Lynn se lo quedó mirando en silencio, pasmada.
– ¿Qué quiere decir con eso de que «no hay ninguna garantía»?
– Ambas tienen que entender -dijo, con una seguridad que hizo que a Lynn le entraran ganas de ponerse en pie y darle una bofetada- que los hígados escasean y que tienes un grupo sanguíneo poco frecuente, lo que dificulta aún más las cosas. Depende de si te puedo poner en una lista prioritaria, algo que espero. Pero técnicamente tu estado es «crónico», y los pacientes con un fallo hepático «agudo» suelen ser prioritarios. Tendré que luchar para conseguirlo. Por lo menos cumples varios de los factores positivos, al ser joven y no tener otros problemas de salud.
– Así que, si tengo suerte y consigo uno, ¿es probable que me pase el resto de la vida con el hígado de una muerta en mi interior?
– O de un muerto -puntualizó él.
– Fantástico.
– ¿No es mejor que la alternativa, cariño? -preguntó Lynn, al tiempo que intentaba cogerle la mano de nuevo, pero Caitlin la rechazó.
– ¿Así que va a ser de algún donante de órganos?
– Sí -dijo Neil Granger.
– ¿De modo que el resto de mi vida voy a tener que vivir sabiendo que alguien murió y que me colocaron un pedazo del cadáver dentro?
– Te puedo dejar algún libro sobre el tema, Caitlin -dijo él-. Y cuando vayas al Royal, conocerás a mucha gente, entre ellos asistentes sociales y psicólogos, que te explicarán todo lo que significa.

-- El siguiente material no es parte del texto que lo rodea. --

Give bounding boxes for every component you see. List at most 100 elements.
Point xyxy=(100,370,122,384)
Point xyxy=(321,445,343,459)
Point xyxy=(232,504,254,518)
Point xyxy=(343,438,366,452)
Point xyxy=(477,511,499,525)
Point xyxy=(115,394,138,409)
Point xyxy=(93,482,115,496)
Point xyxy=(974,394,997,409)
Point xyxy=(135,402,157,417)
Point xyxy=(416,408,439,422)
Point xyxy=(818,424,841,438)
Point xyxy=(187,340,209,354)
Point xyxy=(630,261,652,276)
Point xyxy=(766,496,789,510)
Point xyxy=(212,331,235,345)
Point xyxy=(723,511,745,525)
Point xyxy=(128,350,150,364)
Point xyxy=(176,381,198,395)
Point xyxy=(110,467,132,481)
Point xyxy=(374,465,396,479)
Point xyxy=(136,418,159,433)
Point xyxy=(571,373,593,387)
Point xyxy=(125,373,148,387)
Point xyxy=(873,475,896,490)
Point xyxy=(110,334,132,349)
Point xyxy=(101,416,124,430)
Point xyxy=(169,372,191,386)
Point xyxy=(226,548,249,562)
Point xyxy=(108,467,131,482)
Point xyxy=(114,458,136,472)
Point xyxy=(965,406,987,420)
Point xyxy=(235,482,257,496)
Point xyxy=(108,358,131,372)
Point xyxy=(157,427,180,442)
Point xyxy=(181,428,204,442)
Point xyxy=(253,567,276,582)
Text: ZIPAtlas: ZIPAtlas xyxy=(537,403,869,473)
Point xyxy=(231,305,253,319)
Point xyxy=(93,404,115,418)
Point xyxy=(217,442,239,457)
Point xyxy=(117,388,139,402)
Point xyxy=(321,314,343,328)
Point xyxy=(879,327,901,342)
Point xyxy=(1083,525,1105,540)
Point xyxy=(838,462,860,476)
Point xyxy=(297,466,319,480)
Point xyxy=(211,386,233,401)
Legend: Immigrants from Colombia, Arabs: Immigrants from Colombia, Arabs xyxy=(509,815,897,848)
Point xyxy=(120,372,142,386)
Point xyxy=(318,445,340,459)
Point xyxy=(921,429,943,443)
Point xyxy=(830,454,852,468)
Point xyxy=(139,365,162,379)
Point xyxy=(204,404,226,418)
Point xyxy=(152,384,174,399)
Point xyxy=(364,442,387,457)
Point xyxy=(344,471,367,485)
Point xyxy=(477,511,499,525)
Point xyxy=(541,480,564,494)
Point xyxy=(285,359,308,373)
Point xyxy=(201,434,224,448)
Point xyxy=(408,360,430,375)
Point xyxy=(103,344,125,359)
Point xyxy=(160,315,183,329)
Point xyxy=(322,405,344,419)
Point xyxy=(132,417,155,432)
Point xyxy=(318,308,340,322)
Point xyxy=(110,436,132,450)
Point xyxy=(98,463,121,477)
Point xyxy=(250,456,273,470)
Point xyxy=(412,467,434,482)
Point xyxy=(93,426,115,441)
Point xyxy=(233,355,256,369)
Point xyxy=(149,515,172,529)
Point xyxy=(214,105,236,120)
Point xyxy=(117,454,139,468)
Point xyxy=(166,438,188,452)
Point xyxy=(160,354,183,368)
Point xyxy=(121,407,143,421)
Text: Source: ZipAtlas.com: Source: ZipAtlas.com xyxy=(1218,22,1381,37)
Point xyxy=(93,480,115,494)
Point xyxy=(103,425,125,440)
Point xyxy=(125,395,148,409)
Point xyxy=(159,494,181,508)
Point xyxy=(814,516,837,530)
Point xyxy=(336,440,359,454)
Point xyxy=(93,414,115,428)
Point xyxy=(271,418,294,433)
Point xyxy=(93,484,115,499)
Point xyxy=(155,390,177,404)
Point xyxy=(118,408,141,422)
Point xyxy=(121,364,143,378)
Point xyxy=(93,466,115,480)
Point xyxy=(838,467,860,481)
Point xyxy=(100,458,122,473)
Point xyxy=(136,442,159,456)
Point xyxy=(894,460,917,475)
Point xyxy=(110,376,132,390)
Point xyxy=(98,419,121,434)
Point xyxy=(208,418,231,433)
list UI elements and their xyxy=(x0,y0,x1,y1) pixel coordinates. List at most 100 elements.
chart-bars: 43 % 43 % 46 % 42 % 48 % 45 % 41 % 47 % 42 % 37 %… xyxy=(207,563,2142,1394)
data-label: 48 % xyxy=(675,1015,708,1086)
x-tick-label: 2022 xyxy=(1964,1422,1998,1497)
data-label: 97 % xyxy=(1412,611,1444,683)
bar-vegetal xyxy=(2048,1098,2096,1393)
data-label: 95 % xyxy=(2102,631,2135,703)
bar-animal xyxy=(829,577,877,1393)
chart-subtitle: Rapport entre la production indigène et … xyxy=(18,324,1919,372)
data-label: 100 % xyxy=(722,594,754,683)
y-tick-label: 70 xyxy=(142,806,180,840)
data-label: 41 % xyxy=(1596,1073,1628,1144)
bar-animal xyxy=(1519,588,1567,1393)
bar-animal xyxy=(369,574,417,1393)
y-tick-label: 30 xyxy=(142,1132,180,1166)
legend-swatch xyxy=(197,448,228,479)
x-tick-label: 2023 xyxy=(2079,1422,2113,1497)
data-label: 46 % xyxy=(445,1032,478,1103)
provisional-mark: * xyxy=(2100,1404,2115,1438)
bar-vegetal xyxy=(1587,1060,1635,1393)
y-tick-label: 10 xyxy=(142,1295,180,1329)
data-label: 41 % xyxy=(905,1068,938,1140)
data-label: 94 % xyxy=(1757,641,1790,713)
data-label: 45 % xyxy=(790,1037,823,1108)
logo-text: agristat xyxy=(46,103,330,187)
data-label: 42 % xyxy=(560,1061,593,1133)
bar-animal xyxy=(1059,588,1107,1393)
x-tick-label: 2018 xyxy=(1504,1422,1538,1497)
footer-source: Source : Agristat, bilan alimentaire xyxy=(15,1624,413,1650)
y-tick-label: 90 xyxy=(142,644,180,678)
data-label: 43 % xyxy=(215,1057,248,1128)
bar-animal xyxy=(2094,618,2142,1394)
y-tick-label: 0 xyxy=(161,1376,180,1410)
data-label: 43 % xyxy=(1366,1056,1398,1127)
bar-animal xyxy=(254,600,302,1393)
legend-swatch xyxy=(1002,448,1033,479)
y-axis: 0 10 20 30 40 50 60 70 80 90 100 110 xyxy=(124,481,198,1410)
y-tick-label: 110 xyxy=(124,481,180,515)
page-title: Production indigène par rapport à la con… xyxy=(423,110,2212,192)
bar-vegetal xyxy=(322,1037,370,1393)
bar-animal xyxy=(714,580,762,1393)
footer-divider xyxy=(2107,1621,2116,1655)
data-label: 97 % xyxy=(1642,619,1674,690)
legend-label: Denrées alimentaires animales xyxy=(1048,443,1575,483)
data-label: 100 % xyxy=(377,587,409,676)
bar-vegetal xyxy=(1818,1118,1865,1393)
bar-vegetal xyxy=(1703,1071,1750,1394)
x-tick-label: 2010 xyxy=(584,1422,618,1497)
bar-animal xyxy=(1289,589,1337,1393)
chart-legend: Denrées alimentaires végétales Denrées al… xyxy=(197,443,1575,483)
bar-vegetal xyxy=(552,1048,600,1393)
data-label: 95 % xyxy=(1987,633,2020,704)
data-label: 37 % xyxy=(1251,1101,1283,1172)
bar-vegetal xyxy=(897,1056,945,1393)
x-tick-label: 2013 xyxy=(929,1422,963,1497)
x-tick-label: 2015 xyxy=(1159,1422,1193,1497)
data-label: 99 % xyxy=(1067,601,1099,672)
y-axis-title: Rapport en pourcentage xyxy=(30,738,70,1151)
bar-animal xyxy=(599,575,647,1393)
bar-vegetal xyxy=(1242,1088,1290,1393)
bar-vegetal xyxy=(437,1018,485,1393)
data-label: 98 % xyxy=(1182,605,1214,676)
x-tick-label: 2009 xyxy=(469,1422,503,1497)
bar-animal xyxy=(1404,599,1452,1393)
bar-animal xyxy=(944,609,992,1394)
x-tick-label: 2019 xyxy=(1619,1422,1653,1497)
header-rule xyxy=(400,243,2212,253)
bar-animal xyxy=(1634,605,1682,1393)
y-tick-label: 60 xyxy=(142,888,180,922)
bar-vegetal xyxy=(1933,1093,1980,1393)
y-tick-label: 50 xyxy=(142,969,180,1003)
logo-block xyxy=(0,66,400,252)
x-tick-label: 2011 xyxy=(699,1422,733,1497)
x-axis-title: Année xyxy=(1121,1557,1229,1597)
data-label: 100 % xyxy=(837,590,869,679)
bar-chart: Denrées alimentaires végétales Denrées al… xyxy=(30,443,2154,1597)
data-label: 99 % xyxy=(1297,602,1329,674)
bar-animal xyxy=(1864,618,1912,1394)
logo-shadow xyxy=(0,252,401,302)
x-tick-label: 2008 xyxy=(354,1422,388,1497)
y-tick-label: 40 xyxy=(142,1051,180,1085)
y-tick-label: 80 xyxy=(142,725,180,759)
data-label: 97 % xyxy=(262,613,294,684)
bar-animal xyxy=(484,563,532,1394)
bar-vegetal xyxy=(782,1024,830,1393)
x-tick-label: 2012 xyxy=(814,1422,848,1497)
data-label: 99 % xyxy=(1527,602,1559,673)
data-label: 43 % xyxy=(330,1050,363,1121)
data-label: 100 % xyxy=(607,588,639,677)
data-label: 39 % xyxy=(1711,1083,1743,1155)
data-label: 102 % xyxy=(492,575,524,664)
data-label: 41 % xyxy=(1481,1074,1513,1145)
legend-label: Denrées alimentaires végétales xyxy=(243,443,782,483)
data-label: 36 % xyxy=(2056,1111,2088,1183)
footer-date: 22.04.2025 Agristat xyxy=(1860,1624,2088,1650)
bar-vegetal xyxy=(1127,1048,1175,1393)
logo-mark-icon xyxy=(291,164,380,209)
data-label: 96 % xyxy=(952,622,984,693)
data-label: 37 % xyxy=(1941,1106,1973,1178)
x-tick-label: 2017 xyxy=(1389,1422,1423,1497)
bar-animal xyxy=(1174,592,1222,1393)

Pero tienes que recordar algo importante: para los seres queridos y las familias de las personas que han muerto, en muchos casos es un gran consuelo saber que la muerte no ha sido del todo inútil, que la muerte de esa persona ha hecho posible que otra viva.
Caitlin se quedó pensativa unos momentos. Luego dijo:
– Estupendo. ¿Quiere que me trasplanten un hígado para que otra persona pueda llevar mejor la muerte de su hija, de su marido o de su hijo?
– No, ése no es el motivo. Quiero que te lo hagan para poder salvarte la vida.
– La vida es una mierda, ¿no? -dijo Caitlin-. Es una buena mierda.
– La muerte es una mierda aún mayor -replicó el médico.